Los machiguengas contaban muchas leyendas sobre el muro de Pusharo, una pared de piedra colosal, arraigada a la selva, colocada ahí como una barrera prohibitiva como si separara mundos y realidades, que estaba repleta de jeroglíficos que nadie había logrado descifrar nunca. Y era ahí, curiosamente, donde su programa marcaba el vórtex semidormido.

—Iván, no tienes que quedarte si no quieres. Pásame a recoger por la mañana —No tenía miedo a pasar noches sola. Ya lo había hecho en el desierto, en bosques, en mares y en otras selvas...
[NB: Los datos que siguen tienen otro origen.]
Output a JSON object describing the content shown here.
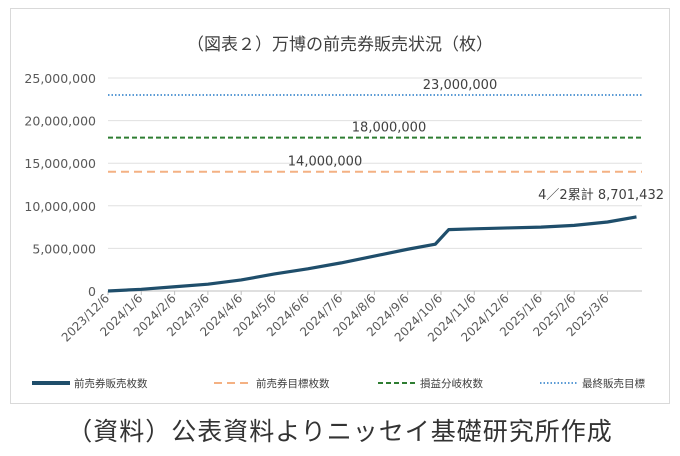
{
  "chart_data": {
    "type": "line",
    "title": "（図表２）万博の前売券販売状況（枚）",
    "xlabel": "",
    "ylabel": "",
    "ylim": [
      0,
      25000000
    ],
    "yticks": [
      "0",
      "5,000,000",
      "10,000,000",
      "15,000,000",
      "20,000,000",
      "25,000,000"
    ],
    "ytick_values": [
      0,
      5000000,
      10000000,
      15000000,
      20000000,
      25000000
    ],
    "xticks": [
      "2023/12/6",
      "2024/1/6",
      "2024/2/6",
      "2024/3/6",
      "2024/4/6",
      "2024/5/6",
      "2024/6/6",
      "2024/7/6",
      "2024/8/6",
      "2024/9/6",
      "2024/10/6",
      "2024/11/6",
      "2024/12/6",
      "2025/1/6",
      "2025/2/6",
      "2025/3/6"
    ],
    "grid": true,
    "legend_position": "bottom",
    "series": [
      {
        "name": "前売券販売枚数",
        "color": "#1f4e6b",
        "style": "solid",
        "x": [
          0,
          1,
          2,
          3,
          4,
          5,
          6,
          7,
          8,
          9,
          9.83,
          10.23,
          11,
          12,
          13,
          14,
          15,
          15.87
        ],
        "values": [
          0,
          200000,
          500000,
          800000,
          1300000,
          2000000,
          2600000,
          3300000,
          4100000,
          4900000,
          5500000,
          7200000,
          7300000,
          7400000,
          7500000,
          7700000,
          8100000,
          8701432
        ]
      },
      {
        "name": "前売券目標枚数",
        "color": "#f4b183",
        "style": "dashed",
        "constant": 14000000
      },
      {
        "name": "損益分岐枚数",
        "color": "#2e7d32",
        "style": "dashed-short",
        "constant": 18000000
      },
      {
        "name": "最終販売目標",
        "color": "#5b9bd5",
        "style": "dotted",
        "constant": 23000000
      }
    ],
    "annotations": [
      "23,000,000",
      "18,000,000",
      "14,000,000",
      "4／2累計 8,701,432"
    ]
  },
  "caption": "（資料）公表資料よりニッセイ基礎研究所作成"
}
Miró su reloj digital—. ¿A las seis?

—No. No entiende. Usted es chica.

—¿Soy pequeña? —alzó una ceja admonitoria—. Yo no me considero pequeña. Soy alta, y fuerte —aseguró mostrando un bíceps no muy prominente.

—Es chica —él abrió los ojos molesto—. Es mujer. No estar sola aquí.

—Joder con el patriarcado —gruñó incrédulamente—. Hasta en la selva... Gracias por preocuparte por mí. Haz lo que quieras, Iván. Yo me voy hacia adentro —alzó la mano en señal de despedida y se dio la vuelta para caminar entre los espesos matorrales. Ignoró las advertencias de Iván y caminó hasta que dejó de oír su voz cerrada.

Encendió la linterna con su mano libre y con la otra, siguió el GPS del vortex. Estaba muy localizado. Y era algo maravilloso que un punto telúrico mostrara esa actividad permanente.

Allí había algo. Algo distinto. Algo que emitía una señal potente. Y fuera lo que fuese, Nina iba a dar con ello.